Description
A comforting dish that combines the classic flavors of chicken pot pie into a quick and satisfying pasta format.
Ingredients
- 8 oz pasta (penne or rotini)
- 2 cups cooked, shredded chicken
- 1 cup mixed vegetables (peas, carrots, corn)
- 2 cups chicken broth
- 1 cup heavy cream or sour cream
- 1 onion, diced
- 2 cloves garlic, minced
- 1 tsp thyme
- 1 tsp rosemary
- Salt and pepper to taste
- Olive oil for cooking
Instructions
- Heat olive oil in a large skillet over medium heat.
- Add diced onion and cook until translucent (about 3 to 4 minutes).
- Add minced garlic and cook for another minute.
- Stir in mixed vegetables and cook for an additional 2 to 3 minutes.
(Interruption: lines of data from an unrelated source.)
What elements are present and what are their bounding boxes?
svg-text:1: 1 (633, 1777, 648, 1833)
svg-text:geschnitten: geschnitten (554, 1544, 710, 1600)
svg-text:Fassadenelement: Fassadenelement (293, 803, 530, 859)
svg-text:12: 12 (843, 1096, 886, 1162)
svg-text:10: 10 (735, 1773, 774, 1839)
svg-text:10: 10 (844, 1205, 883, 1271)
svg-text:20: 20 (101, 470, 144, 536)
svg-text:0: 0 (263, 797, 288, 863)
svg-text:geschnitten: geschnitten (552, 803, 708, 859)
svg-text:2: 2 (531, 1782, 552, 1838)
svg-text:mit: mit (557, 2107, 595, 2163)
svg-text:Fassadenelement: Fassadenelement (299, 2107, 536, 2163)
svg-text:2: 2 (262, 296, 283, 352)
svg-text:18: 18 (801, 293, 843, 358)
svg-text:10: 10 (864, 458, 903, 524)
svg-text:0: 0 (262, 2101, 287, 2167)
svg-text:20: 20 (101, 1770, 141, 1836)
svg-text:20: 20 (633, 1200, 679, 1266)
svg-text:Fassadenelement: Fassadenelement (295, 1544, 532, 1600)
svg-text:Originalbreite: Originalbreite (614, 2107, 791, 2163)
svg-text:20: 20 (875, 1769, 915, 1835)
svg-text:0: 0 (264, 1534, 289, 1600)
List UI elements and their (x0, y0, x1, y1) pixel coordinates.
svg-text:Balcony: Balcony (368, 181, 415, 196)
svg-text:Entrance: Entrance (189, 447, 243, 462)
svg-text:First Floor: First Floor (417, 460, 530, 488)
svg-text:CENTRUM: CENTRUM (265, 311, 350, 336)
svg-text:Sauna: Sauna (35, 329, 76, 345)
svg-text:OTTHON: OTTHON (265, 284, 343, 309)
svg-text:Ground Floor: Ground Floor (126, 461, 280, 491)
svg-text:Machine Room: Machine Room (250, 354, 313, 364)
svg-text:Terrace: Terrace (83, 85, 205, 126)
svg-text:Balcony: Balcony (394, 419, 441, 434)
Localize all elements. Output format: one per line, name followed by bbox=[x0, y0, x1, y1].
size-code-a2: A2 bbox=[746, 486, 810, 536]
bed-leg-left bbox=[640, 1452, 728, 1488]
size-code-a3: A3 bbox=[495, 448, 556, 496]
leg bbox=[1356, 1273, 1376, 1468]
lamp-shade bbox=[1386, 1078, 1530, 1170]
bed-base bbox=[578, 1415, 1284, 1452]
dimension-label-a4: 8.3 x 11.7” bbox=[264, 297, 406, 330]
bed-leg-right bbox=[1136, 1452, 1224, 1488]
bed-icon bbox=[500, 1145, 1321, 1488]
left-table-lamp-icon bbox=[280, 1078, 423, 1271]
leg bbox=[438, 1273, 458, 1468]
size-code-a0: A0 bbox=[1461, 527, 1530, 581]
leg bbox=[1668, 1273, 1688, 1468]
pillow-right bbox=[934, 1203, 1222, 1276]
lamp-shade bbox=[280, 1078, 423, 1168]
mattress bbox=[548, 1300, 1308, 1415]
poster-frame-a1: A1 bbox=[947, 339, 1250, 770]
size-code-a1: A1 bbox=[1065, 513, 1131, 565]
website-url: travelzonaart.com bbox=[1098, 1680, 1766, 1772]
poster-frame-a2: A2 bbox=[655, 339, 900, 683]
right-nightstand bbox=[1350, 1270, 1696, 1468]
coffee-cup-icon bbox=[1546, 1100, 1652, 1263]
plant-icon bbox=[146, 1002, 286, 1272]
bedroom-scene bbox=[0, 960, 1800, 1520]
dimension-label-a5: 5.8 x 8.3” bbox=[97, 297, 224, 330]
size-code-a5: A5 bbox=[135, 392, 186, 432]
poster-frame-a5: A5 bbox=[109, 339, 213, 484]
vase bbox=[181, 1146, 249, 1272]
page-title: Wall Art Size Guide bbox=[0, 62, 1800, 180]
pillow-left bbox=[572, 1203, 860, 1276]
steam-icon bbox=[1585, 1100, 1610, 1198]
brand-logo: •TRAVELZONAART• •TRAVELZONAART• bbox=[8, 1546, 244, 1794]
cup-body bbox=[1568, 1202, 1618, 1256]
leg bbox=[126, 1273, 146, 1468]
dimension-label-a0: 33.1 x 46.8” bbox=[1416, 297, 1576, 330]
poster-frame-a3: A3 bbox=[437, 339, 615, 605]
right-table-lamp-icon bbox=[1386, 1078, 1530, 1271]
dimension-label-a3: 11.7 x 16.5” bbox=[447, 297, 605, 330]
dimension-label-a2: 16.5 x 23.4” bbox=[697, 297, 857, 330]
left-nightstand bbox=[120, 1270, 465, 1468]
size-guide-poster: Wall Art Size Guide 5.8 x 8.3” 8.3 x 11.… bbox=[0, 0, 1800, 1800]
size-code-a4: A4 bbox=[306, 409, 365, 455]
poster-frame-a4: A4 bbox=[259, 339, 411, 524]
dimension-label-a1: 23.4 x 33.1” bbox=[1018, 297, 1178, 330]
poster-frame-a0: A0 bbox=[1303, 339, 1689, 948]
- Add shredded chicken, chicken broth, and herbs; bring to a gentle simmer.
- Add pasta and cook according to package instructions, stirring occasionally.
- Once pasta is cooked, reduce heat and stir in heavy cream. Cook until heated through.
- Season with salt and pepper to taste and serve warm.
Notes
For added richness, consider adding cheese or using leftover rotisserie chicken for convenience.